ルッチ長編 | ナノ


右脚がべっとりと血で汚れているミケが姿を現して、イツキは息を詰めた。「ミケ、けが、」。掠れた声で呟くと、ミケはいつもと変わらない足取りでイツキの元まで優雅に歩いてくる。痛がっている様子はない。震える指先で血に濡れた毛皮をそっと掻き分けてみても、傷口は見当たらなかった。どうやら返り血らしい。安心したが、ミケが獰猛な肉食獣としての本能をあらわにするのは初めてだ。

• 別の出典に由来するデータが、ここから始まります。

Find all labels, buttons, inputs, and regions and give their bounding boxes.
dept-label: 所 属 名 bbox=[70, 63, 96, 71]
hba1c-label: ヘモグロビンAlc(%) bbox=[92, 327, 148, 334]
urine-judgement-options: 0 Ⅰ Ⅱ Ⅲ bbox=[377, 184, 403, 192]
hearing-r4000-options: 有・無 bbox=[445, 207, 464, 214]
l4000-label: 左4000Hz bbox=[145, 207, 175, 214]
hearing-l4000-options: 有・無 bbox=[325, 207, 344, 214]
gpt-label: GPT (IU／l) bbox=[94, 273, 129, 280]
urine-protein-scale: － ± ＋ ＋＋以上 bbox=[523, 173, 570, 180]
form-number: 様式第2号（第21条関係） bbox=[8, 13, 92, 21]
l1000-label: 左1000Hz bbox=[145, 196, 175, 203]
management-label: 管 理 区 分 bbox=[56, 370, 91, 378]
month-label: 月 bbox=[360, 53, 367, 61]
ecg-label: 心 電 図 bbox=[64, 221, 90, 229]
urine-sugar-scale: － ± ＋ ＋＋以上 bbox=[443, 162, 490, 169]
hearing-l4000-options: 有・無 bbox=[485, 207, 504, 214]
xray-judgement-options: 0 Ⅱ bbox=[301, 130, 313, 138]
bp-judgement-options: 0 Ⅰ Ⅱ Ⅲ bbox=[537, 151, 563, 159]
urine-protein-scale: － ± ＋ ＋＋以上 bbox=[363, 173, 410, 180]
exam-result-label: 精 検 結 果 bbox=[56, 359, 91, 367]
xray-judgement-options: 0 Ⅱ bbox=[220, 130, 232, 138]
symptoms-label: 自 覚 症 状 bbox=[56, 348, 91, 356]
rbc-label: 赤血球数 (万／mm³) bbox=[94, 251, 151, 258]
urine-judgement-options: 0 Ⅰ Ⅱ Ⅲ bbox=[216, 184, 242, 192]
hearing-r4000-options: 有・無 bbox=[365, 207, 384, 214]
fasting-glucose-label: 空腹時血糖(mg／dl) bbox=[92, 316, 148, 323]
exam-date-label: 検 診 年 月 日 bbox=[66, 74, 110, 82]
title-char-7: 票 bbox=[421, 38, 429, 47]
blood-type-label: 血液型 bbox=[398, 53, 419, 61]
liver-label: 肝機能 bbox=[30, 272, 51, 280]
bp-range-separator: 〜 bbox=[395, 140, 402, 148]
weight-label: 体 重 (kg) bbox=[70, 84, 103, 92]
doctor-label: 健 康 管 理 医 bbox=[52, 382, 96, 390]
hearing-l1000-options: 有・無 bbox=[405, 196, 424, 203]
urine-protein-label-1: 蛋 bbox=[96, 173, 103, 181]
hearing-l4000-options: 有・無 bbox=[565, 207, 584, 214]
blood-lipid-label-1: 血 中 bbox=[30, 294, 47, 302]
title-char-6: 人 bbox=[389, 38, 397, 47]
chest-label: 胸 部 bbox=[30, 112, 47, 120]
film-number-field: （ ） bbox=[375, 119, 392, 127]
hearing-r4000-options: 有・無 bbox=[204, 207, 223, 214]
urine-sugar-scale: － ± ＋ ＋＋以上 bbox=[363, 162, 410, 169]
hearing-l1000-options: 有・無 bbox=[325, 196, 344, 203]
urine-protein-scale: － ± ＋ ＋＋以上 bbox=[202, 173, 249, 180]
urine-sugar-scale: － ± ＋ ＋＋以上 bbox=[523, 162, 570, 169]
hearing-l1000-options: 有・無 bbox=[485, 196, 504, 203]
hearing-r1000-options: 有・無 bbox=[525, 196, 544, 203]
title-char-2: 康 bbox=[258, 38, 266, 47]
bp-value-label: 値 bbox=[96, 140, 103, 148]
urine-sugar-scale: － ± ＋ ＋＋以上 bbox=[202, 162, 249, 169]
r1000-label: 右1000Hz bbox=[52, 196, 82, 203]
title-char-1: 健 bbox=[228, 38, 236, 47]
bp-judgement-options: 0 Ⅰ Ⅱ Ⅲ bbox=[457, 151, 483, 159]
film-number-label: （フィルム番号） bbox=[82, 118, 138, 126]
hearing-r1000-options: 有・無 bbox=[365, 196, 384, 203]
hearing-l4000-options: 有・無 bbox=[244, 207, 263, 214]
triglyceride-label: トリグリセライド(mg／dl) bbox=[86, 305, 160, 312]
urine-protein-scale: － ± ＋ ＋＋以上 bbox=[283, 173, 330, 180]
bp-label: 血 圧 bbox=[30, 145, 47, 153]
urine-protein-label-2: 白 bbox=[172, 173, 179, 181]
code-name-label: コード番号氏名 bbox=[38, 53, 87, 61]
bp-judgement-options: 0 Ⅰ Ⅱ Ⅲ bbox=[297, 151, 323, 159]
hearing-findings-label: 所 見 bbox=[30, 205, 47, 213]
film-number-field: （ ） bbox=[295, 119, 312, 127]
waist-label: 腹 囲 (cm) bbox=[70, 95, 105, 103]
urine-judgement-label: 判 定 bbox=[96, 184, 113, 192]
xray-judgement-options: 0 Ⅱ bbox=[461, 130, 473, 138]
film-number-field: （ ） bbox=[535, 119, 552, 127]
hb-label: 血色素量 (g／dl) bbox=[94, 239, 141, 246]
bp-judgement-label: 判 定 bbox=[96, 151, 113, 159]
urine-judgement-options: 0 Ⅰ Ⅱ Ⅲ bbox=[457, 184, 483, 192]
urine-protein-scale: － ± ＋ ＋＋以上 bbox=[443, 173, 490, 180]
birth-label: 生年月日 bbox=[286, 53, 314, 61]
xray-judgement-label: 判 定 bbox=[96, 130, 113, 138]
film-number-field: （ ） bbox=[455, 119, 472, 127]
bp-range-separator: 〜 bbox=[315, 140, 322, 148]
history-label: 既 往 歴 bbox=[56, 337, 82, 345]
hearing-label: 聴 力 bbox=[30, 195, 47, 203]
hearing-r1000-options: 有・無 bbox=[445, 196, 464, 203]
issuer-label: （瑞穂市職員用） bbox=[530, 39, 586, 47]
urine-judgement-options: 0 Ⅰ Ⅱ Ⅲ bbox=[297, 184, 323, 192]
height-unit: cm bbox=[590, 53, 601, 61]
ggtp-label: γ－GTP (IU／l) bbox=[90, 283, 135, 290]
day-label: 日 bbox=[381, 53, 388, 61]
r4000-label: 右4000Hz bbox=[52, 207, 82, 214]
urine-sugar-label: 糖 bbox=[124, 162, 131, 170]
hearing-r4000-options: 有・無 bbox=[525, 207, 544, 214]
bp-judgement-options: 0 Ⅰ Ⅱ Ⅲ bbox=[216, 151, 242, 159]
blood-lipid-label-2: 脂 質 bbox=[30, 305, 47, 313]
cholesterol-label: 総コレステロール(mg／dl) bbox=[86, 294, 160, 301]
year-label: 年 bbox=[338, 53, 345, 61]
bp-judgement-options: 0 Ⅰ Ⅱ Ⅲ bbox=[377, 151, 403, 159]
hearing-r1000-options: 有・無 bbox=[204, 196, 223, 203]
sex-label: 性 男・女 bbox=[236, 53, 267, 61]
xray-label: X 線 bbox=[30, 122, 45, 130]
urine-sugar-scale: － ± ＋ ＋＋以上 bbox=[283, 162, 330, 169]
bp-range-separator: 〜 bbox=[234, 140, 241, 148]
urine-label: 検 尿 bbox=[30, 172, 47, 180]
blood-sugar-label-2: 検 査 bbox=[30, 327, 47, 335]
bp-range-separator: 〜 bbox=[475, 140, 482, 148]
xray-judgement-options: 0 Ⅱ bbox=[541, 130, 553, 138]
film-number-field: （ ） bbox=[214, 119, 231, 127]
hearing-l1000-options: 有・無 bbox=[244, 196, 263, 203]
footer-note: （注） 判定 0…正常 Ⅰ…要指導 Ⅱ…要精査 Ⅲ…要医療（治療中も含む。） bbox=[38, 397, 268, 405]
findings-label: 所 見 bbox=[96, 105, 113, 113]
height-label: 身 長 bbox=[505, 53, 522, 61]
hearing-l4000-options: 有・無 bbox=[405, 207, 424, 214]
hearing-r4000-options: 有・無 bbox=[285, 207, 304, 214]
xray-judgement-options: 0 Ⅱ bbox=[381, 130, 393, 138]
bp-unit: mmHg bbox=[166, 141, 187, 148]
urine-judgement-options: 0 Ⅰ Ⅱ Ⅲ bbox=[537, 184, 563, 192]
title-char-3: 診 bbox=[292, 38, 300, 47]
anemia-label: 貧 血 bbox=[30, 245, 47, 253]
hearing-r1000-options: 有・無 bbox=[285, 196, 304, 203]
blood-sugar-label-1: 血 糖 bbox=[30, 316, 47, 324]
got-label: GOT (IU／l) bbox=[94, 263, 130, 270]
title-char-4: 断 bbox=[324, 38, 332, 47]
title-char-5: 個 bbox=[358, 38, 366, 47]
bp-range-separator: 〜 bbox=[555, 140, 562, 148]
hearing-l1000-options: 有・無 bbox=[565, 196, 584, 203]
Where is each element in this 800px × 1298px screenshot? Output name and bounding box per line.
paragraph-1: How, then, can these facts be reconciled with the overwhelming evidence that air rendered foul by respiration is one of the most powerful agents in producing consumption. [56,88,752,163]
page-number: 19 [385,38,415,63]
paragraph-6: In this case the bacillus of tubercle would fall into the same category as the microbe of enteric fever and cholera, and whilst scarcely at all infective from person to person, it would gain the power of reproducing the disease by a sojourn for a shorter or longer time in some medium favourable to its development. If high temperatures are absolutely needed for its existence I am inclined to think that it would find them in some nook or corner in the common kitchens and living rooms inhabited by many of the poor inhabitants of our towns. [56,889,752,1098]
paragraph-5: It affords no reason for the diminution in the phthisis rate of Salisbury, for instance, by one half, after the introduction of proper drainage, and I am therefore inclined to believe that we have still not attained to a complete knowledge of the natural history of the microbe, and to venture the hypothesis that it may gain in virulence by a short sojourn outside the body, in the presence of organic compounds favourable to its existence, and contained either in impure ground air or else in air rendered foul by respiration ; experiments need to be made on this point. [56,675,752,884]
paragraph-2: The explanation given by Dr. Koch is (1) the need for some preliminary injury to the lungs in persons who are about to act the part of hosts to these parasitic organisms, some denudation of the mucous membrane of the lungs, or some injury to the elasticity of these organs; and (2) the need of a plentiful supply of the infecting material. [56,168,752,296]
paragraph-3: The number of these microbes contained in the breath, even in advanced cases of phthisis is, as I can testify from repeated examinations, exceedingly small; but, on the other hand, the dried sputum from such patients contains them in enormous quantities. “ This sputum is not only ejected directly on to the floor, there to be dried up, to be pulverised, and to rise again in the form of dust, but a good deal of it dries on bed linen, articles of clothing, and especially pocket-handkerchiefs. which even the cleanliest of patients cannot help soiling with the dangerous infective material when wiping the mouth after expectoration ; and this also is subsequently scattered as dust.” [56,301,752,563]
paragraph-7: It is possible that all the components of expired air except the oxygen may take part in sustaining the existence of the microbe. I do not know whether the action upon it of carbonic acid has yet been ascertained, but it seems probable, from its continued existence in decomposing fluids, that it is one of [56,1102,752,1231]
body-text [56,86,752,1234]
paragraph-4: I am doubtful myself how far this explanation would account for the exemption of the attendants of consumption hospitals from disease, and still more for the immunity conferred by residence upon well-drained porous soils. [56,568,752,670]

イツキは戸惑う。

「…ミケ?どうした?」

地面に座り込んで視線を合わせると、ミケの機嫌が相当悪いことに気が付いた。目付きが凶悪に歪み、喉は威嚇の為に鳴らされている。どん、とイツキの胸を突いた頭は強くて、何かを責めているようにも思えた。

「ミケ」

いつものように耳の付け根を撫でて、宥めるように傷のある背中に掌を滑らせて、顔中にキスを落として頬擦りをする。丁寧に触れると機嫌良さそうに鳴らされるはずの喉は、未だに恐ろしいほどの低音で唸っていた。

「どうして…」

イツキの頭に浮かぶのは純粋な疑問だ。本当にわからない。ミケが機嫌を悪くした原因は、おそらく自分なのだろうということはわかる。だがそれだけだ。意思を伝える術を封じた獣に、もどかしく感じるのは初めてのことだった。

「…ミケ?」

イツキの体を脚で押さえて、大きく開かれた口。

   あ、と思った。

噛むんだと、気付いた時にはもう遅い。獣の鋭い牙は、イツキの肩にきつく食い込んでいた。